Isn't it a strange idea though: that we could be sleeping but conscious?

It begs the question: What would it feel like, were such a thing possible, to be fully awake during the deepest parts of sleep?  I think it would be very unpleasant.  If sleep is where healing and repair work is done, I think living through parts of it while fully conscious would be as difficult as trying to work while your house is being remodelled or re-wired.  I think our minds would feel distracted and fogged and our muscles would feel like lead.

Could an M.E patient's sleep-activity cycle be that smashed up?  Could it be possible that within a person with M.E even the cycle of consciousness and unconsciousness has become disassociated from sleep?

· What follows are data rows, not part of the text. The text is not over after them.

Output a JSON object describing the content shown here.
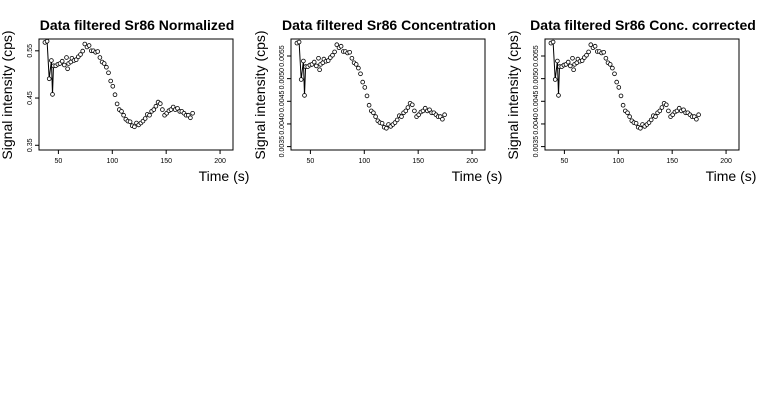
{
  "chart_data": [
    {
      "type": "scatter",
      "title": "Data filtered Sr86 Normalized",
      "xlabel": "Time (s)",
      "ylabel": "Signal intensity (cps)",
      "xlim": [
        32,
        212
      ],
      "ylim": [
        0.34,
        0.575
      ],
      "xticks": [
        50,
        100,
        150,
        200
      ],
      "xtick_labels": [
        "50",
        "100",
        "150",
        "200"
      ],
      "yticks": [
        0.35,
        0.45,
        0.55
      ],
      "ytick_labels": [
        "0.35",
        "0.45",
        "0.55"
      ],
      "grid": false,
      "line_through_points": true,
      "series": [
        {
          "values": [
            0.5679,
            0.5702,
            0.4907,
            0.5295,
            0.4577,
            0.5183,
            0.5183,
            0.5215,
            0.5231,
            0.5279,
            0.52,
            0.5358,
            0.512,
            0.5231,
            0.5263,
            0.5342,
            0.5295,
            0.5311,
            0.5374,
            0.5422,
            0.5493,
            0.5644,
            0.5581,
            0.5613,
            0.5501,
            0.5501,
            0.5469,
            0.5485,
            0.5358,
            0.5263,
            0.5231,
            0.5152,
            0.5034,
            0.486,
            0.4749,
            0.457,
            0.4375,
            0.4256,
            0.4217,
            0.4137,
            0.405,
            0.4011,
            0.3996,
            0.3915,
            0.3892,
            0.3971,
            0.3931,
            0.3971,
            0.4011,
            0.4067,
            0.4154,
            0.4137,
            0.4217,
            0.4256,
            0.4328,
            0.4414,
            0.4383,
            0.4256,
            0.4137,
            0.4177,
            0.4232,
            0.4256,
            0.4311,
            0.4256,
            0.428,
            0.4217,
            0.4217,
            0.4177,
            0.4137,
            0.4137,
            0.4082,
            0.4177
          ]
        }
      ]
    },
    {
      "type": "scatter",
      "title": "Data filtered Sr86 Concentration",
      "xlabel": "Time (s)",
      "ylabel": "Signal intensity (cps)",
      "xlim": [
        32,
        212
      ],
      "ylim": [
        0.003425,
        0.005875
      ],
      "xticks": [
        50,
        100,
        150,
        200
      ],
      "xtick_labels": [
        "50",
        "100",
        "150",
        "200"
      ],
      "yticks": [
        0.0035,
        0.004,
        0.0045,
        0.005,
        0.0055
      ],
      "ytick_labels": [
        "0.0035",
        "0.0040",
        "0.0045",
        "0.0050",
        "0.0055"
      ],
      "grid": false,
      "line_through_points": true,
      "series": [
        {
          "values": [
            0.005784,
            0.005809,
            0.004981,
            0.00539,
            0.004631,
            0.005266,
            0.005266,
            0.005299,
            0.005315,
            0.005365,
            0.005282,
            0.005449,
            0.005198,
            0.005315,
            0.005349,
            0.005432,
            0.005382,
            0.005399,
            0.005465,
            0.005515,
            0.00559,
            0.005749,
            0.005683,
            0.005716,
            0.005599,
            0.005599,
            0.005566,
            0.005582,
            0.005449,
            0.005349,
            0.005315,
            0.005232,
            0.005107,
            0.004924,
            0.004807,
            0.004619,
            0.004414,
            0.004288,
            0.004247,
            0.004162,
            0.00407,
            0.00403,
            0.004014,
            0.003928,
            0.003905,
            0.003988,
            0.003946,
            0.003988,
            0.00403,
            0.004089,
            0.004181,
            0.004162,
            0.004247,
            0.004288,
            0.004364,
            0.004455,
            0.004422,
            0.004288,
            0.004162,
            0.004205,
            0.004263,
            0.004288,
            0.004347,
            0.004288,
            0.004313,
            0.004247,
            0.004247,
            0.004205,
            0.004162,
            0.004162,
            0.004104,
            0.004205
          ]
        }
      ]
    },
    {
      "type": "scatter",
      "title": "Data filtered Sr86 Conc. corrected",
      "xlabel": "Time (s)",
      "ylabel": "Signal intensity (cps)",
      "xlim": [
        32,
        212
      ],
      "ylim": [
        0.003425,
        0.005875
      ],
      "xticks": [
        50,
        100,
        150,
        200
      ],
      "xtick_labels": [
        "50",
        "100",
        "150",
        "200"
      ],
      "yticks": [
        0.0035,
        0.004,
        0.0045,
        0.005,
        0.0055
      ],
      "ytick_labels": [
        "0.0035",
        "0.0040",
        "0.0045",
        "0.0050",
        "0.0055"
      ],
      "grid": false,
      "line_through_points": true,
      "series": [
        {
          "values": [
            0.005784,
            0.005809,
            0.004981,
            0.00539,
            0.004631,
            0.005266,
            0.005266,
            0.005299,
            0.005315,
            0.005365,
            0.005282,
            0.005449,
            0.005198,
            0.005315,
            0.005349,
            0.005432,
            0.005382,
            0.005399,
            0.005465,
            0.005515,
            0.00559,
            0.005749,
            0.005683,
            0.005716,
            0.005599,
            0.005599,
            0.005566,
            0.005582,
            0.005449,
            0.005349,
            0.005315,
            0.005232,
            0.005107,
            0.004924,
            0.004807,
            0.004619,
            0.004414,
            0.004288,
            0.004247,
            0.004162,
            0.00407,
            0.00403,
            0.004014,
            0.003928,
            0.003905,
            0.003988,
            0.003946,
            0.003988,
            0.00403,
            0.004089,
            0.004181,
            0.004162,
            0.004247,
            0.004288,
            0.004364,
            0.004455,
            0.004422,
            0.004288,
            0.004162,
            0.004205,
            0.004263,
            0.004288,
            0.004347,
            0.004288,
            0.004313,
            0.004247,
            0.004247,
            0.004205,
            0.004162,
            0.004162,
            0.004104,
            0.004205
          ]
        }
      ]
    }
  ],
  "shared_x": [
    37.5,
    39.5,
    41.5,
    43.5,
    44.5,
    45.5,
    47.5,
    49.5,
    51.5,
    53.5,
    55.5,
    57.5,
    58.5,
    59.5,
    61.5,
    62.5,
    64.5,
    66.5,
    68.5,
    70.5,
    72.5,
    74.5,
    76.5,
    78.5,
    80.5,
    82.5,
    84.5,
    86.5,
    88.5,
    90.5,
    92.5,
    94.5,
    96.5,
    98.5,
    100.5,
    102.5,
    104.5,
    106.5,
    108.5,
    110.5,
    112.5,
    114.5,
    116.5,
    118.5,
    120.5,
    122.5,
    124.5,
    126.5,
    128.5,
    130.5,
    132.5,
    134.5,
    136.5,
    138.5,
    140.5,
    142.5,
    144.5,
    146.5,
    148.5,
    150.5,
    152.5,
    154.5,
    156.5,
    158.5,
    160.5,
    162.5,
    164.5,
    166.5,
    168.5,
    170.5,
    172.5,
    174.5
  ]
}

When we consider the dramatic energy drops common to the experience of having M.E, the times when the rug is pulled right out from under us, we have to wonder.  Could these catastrophic energy drops be crashing us right through the floor, right through mere inactivity and into deepest troughs of sleep?  It certainly feels that way.  M.E isn't fatigue.  It isn't the mere absence of energy.  It is a highly negative, aversive, state: a state below mere tiredness; a crushing depth, something that human beings were never meant to experience.  Of course M.E patients consider this to be illness or malaise, it is an unnatural state.

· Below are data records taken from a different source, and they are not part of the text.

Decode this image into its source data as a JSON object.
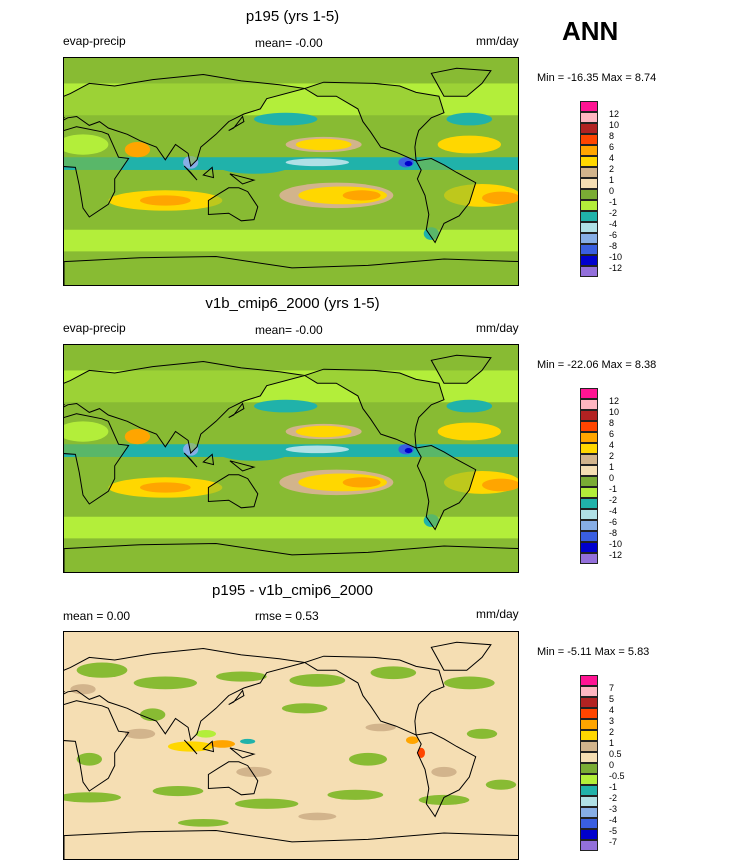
{
  "season": "ANN",
  "colors": {
    "frame": "#000000",
    "coast": "#000000"
  },
  "chart_data": [
    {
      "type": "heatmap",
      "title": "p195 (yrs 1-5)",
      "left_label": "evap-precip",
      "center_label": "mean=  -0.00",
      "units": "mm/day",
      "min_max": "Min = -16.35 Max =   8.74",
      "stats": {
        "min": -16.35,
        "max": 8.74,
        "mean": -0.0
      },
      "colorbar": {
        "labels": [
          "12",
          "10",
          "8",
          "6",
          "4",
          "2",
          "1",
          "0",
          "-1",
          "-2",
          "-4",
          "-6",
          "-8",
          "-10",
          "-12"
        ],
        "colors": [
          "#ff1493",
          "#ffb6c1",
          "#b22222",
          "#ff4500",
          "#ffa500",
          "#ffd700",
          "#d2b48c",
          "#f5deb3",
          "#7aac34",
          "#b3ee3a",
          "#20b2aa",
          "#b0e0e6",
          "#87aee6",
          "#3a5fe0",
          "#0000cd",
          "#9370db"
        ]
      },
      "field": "model"
    },
    {
      "type": "heatmap",
      "title": "v1b_cmip6_2000 (yrs 1-5)",
      "left_label": "evap-precip",
      "center_label": "mean=  -0.00",
      "units": "mm/day",
      "min_max": "Min = -22.06 Max =   8.38",
      "stats": {
        "min": -22.06,
        "max": 8.38,
        "mean": -0.0
      },
      "colorbar": {
        "labels": [
          "12",
          "10",
          "8",
          "6",
          "4",
          "2",
          "1",
          "0",
          "-1",
          "-2",
          "-4",
          "-6",
          "-8",
          "-10",
          "-12"
        ],
        "colors": [
          "#ff1493",
          "#ffb6c1",
          "#b22222",
          "#ff4500",
          "#ffa500",
          "#ffd700",
          "#d2b48c",
          "#f5deb3",
          "#7aac34",
          "#b3ee3a",
          "#20b2aa",
          "#b0e0e6",
          "#87aee6",
          "#3a5fe0",
          "#0000cd",
          "#9370db"
        ]
      },
      "field": "model"
    },
    {
      "type": "heatmap",
      "title": "p195 - v1b_cmip6_2000",
      "left_label": "mean =   0.00",
      "center_label": "rmse =   0.53",
      "units": "mm/day",
      "min_max": "Min =  -5.11 Max =   5.83",
      "stats": {
        "min": -5.11,
        "max": 5.83,
        "mean": 0.0,
        "rmse": 0.53
      },
      "colorbar": {
        "labels": [
          "7",
          "5",
          "4",
          "3",
          "2",
          "1",
          "0.5",
          "0",
          "-0.5",
          "-1",
          "-2",
          "-3",
          "-4",
          "-5",
          "-7"
        ],
        "colors": [
          "#ff1493",
          "#ffb6c1",
          "#b22222",
          "#ff4500",
          "#ffa500",
          "#ffd700",
          "#d2b48c",
          "#f5deb3",
          "#7aac34",
          "#b3ee3a",
          "#20b2aa",
          "#b0e0e6",
          "#87aee6",
          "#3a5fe0",
          "#0000cd",
          "#9370db"
        ]
      },
      "field": "diff"
    }
  ]
}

Whatever the case in regard to sleep, correcting and re-correcting an M.E patient's daily activity cycle is probably going to improve their lot in life.  However, it must again be firmly noted that such correction cannot simply be imposed from above.

If you walk into an M.E patient's room and throw open the curtains at 6am, you do so out of ignorance and/or cruelty.

While there are biases towards the extremes (early birds and night owls) overall, the ideal schedule is common across society and re-enforced by the world of work.  Progression towards a normal diurnal pattern is a vital step towards recovery for the chronically-ill: for those who have lost their sense of time.

We find again that it is difficult to assign cause and effect in a critical issue for M.E patients.  Illness breaks the schedule but it is also true that a broken schedule brings on illness.  A vicious cycle is complete, and in a particularly tricky twist of the knife, the imposition of a correct schedule onto a broken one will, more than likely, lead to further breakdown.

My goodness!  How M.E patients suffer!

The sooner we can work out how to reset patients to a more orderly activity cycle the better.  We start this process by finding out and respecting exactly where patients are at the outset of treatment. Patients can help by providing an activity history for recent months.  As always in M.E, the doctor and patient must then work together to map a route from dysfunction to function.

"...Indeed sleep dysfunction is a required symptom in the Canadian Consensus Criteria (Carruthers et al)*..."

*Gosh it would be easier to write this website with the use of MEpedia.  However, I wouldn't go anywhere near it or any other product of the activist group "M.E Action".